From the New York Time, Professor Jared Diamond asks What's Your Consumption Factor? that explores the impact of the disparity in consumption between the developed world and the developing world. The difference in resource consumption is a whopping 32 times, let me emphasize THIRTY-TWO TIMES. The consequences of us not changing are frightening, but not necessarily so. To quote Diamond:


Americans might object: there is no way we would sacrifice our living standards for the benefit of people in the rest of the world. Nevertheless, whether we get there willingly or not, we shall soon have lower consumption rates, because our present rates are unsustainable.
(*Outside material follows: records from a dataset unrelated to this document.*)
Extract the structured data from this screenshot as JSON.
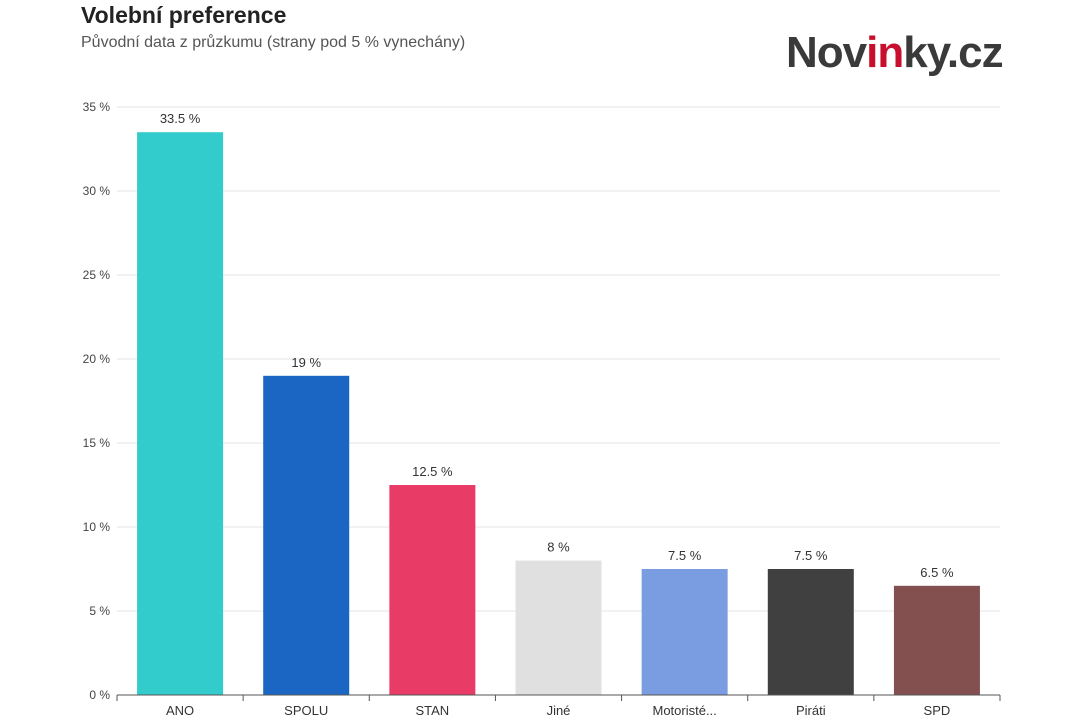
{
  "header": {
    "title": "Volební preference",
    "subtitle": "Původní data z průzkumu (strany pod 5 % vynechány)"
  },
  "logo": {
    "text_pre": "Nov",
    "text_accent": "in",
    "text_post": "ky.cz"
  },
  "chart_data": {
    "type": "bar",
    "categories": [
      "ANO",
      "SPOLU",
      "STAN",
      "Jiné",
      "Motoristé...",
      "Piráti",
      "SPD"
    ],
    "values": [
      33.5,
      19,
      12.5,
      8,
      7.5,
      7.5,
      6.5
    ],
    "data_labels": [
      "33.5 %",
      "19 %",
      "12.5 %",
      "8 %",
      "7.5 %",
      "7.5 %",
      "6.5 %"
    ],
    "colors": [
      "#33cccc",
      "#1a66c2",
      "#e83c66",
      "#e0e0e0",
      "#7a9ce0",
      "#404040",
      "#834f4f"
    ],
    "ylim": [
      0,
      35
    ],
    "yticks": [
      0,
      5,
      10,
      15,
      20,
      25,
      30,
      35
    ],
    "ytick_labels": [
      "0 %",
      "5 %",
      "10 %",
      "15 %",
      "20 %",
      "25 %",
      "30 %",
      "35 %"
    ],
    "grid": true,
    "title": "Volební preference",
    "xlabel": "",
    "ylabel": ""
  }
}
Real sacrifice wouldn’t be required, however, because living standards are not tightly coupled to consumption rates. Much American consumption is wasteful and contributes little or nothing to quality of life. For example, per capita oil consumption in Western Europe is about half of ours, yet Western Europe’s standard of living is higher by any reasonable criterion, including life expectancy, health, infant mortality, access to medical care, financial security after retirement, vacation time, quality of public schools and support for the arts. Ask yourself whether Americans’ wasteful use of gasoline contributes positively to any of those measures.


Given this knowledge, progress is not a matter of radical change but being willing ask ourselves "WHAT HAVE YOU CHANGED YOUR MIND ABOUT?" And one candidate is that stuff equals happiness. Or alternatively, that real change requires real sacrifice. Change is possible, we just need to be open to the possibility that some ideas we hold are wrong.